Beberapa pahlawan pulang untuk menuturkan kisah mereka. Dan beberapa tidak. Dan pada 22 Oktober 2011, Letnan Satu Ashley White terbunuh bersama dua Prajurit, Christopher Horns dan Kristoffer Domeij. Kematiannya membuat program yang dibangun untuk menjadi bayangan menjadi paparan publik. Karena biar bagaimana pun juga, larangan wanita untuk bertempur masih sangat ada. Dan di hari pemakamannya, kepala Operasi Khusus Tentara datang dan memberikan testimoni publik tak hanya untuk keberanian Ashley White, tapi juga untuk semua tim saudara perempuannya. "Jangan salah", ia bilang, "Para wanita ini adalah prajurit, dan mereka telah menulis bab baru mengenai apa artinya menjadi wanita di Militer Amerika".
Ashley's mom is a teacher's aide and a school bus driver, who bakes cookies on the side. She doesn't remember much about that overwhelming set of days, in which grief -- enormous grief -- mixed with pride. But she does remember one moment. A stranger with a child in her hand came up to her and she said, "Mrs. White, I brought my daughter here today, because I wanted her to know what a hero was. And I wanted her to know that heroes could be women, too."
Ibu Ashley adalah seorang ajudan guru dan sopir bis sekolah, yang membuat kue sebagai sampingan. Ia tak ingat banyak tentang hari-hari yang membingungkan itu, di mana duka -- duka yang amat dalam -- bercampur dengan kebanggaan. Tapi ia ingat satu momen. Seorang asing yang menggandeng seorang anak datang padanya dan ia bilang, "Nyonya White, aku membawa putriku ke sini hari ini, karena aku ingin ia tahu seperti apa pahlawan itu. Dan aku ingin ia tahu pahlawan itu bisa jadi seorang wanita juga".
It is time to celebrate all the unsung heroines who reach into their guts and find the heart and the grit to keep going and to test every limit. This very unlikely band of sisters bound forever in life and afterward did indeed become part of history, and they paved the way for so many who would come after them, as much as they stood on the shoulders of those who had come before. These women showed that warriors come in all shapes and sizes. And women can be heroes, too. Thank you so much. (Applause)

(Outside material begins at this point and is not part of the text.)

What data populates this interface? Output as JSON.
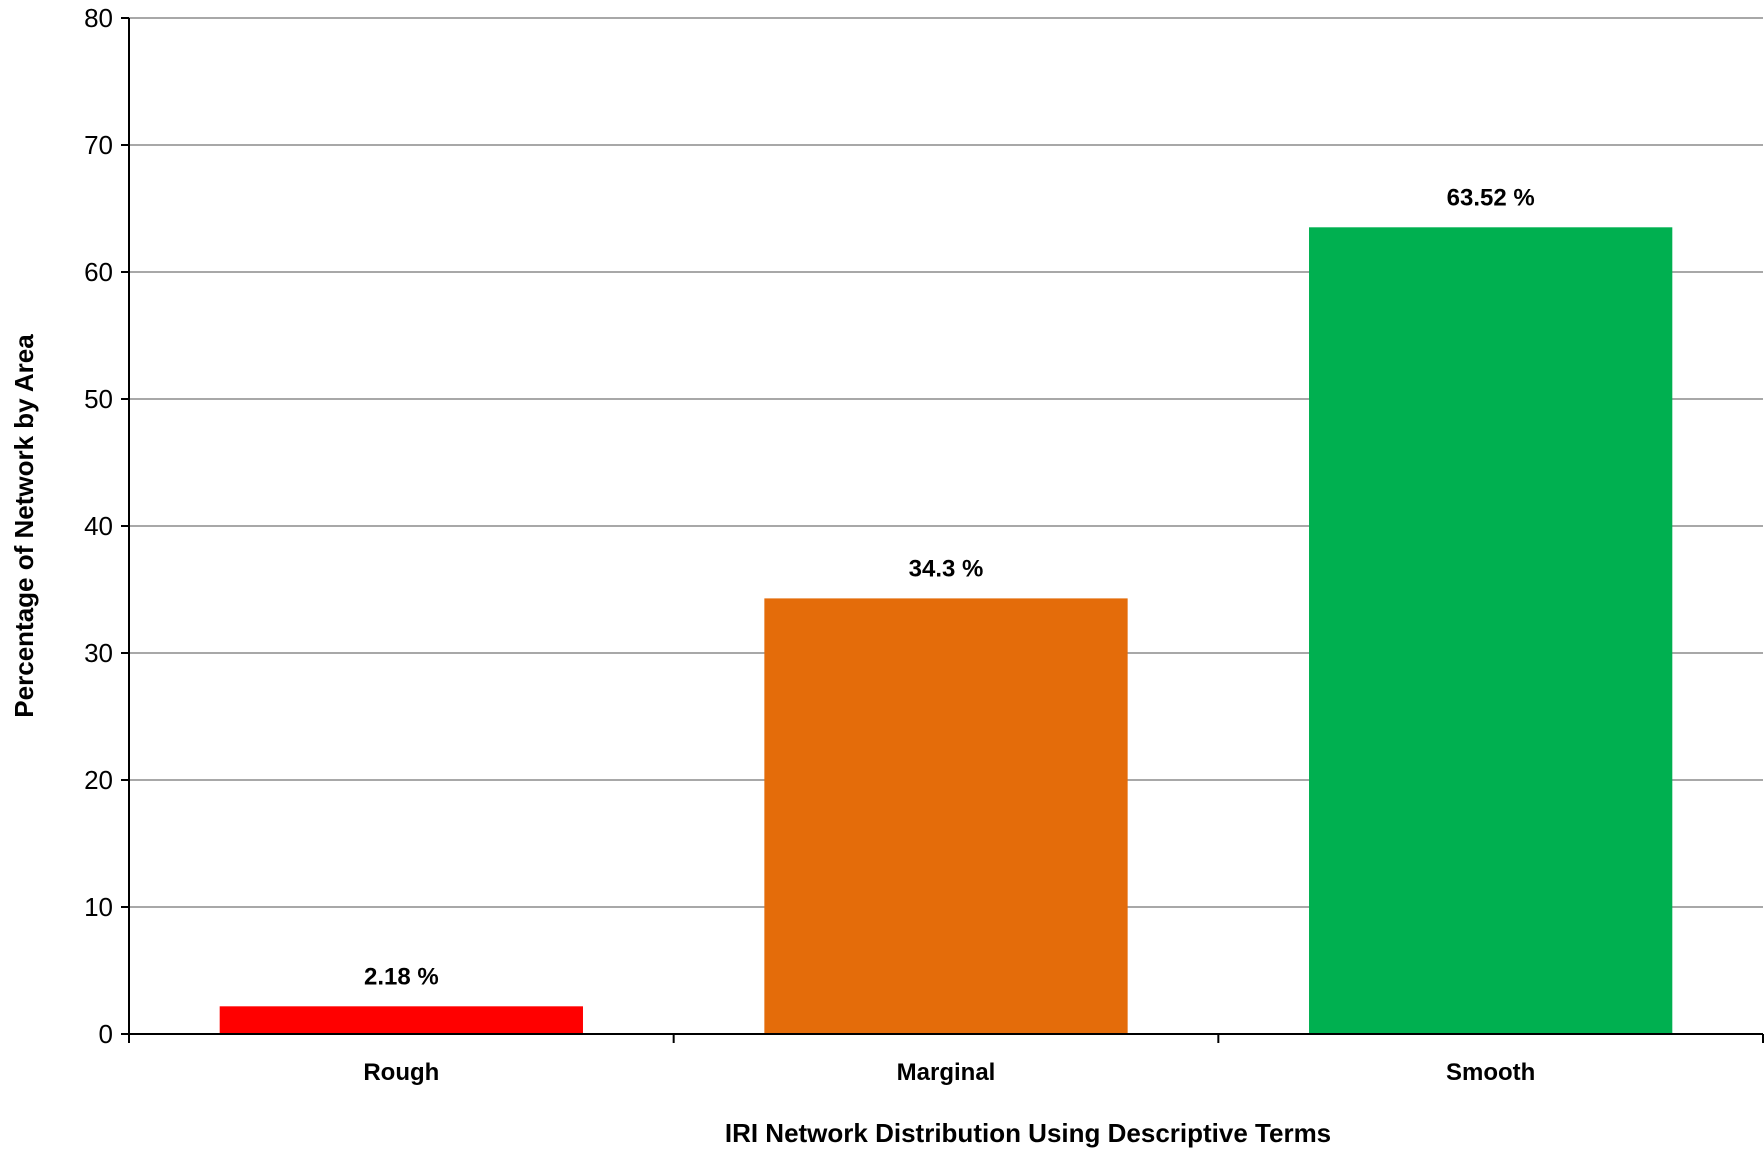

Inilah saatnya untuk merayakan semua pahlawan yang tak terdengar yang meraih keberaniannya dan menemukan cinta dan keuletan untuk terus berjuang dan menguji setiap batasan. Persaudaran wanita tak lazim ini terikat selamanya di kehidupan dan setelahnya yang sungguh menjadi bagian sejarah, dan mereka membuka jalan bagi wanita yang ingin mengikuti mereka, seperti mereka pun mengikuti jejak pendahulunya. Para wanita ini menunjukkan prajurit ada dalam berbagai bentuk dan ukuran. Dan wanita dapat menjadi pahlawan juga. Terima kasih banyak. (Tepuk tangan)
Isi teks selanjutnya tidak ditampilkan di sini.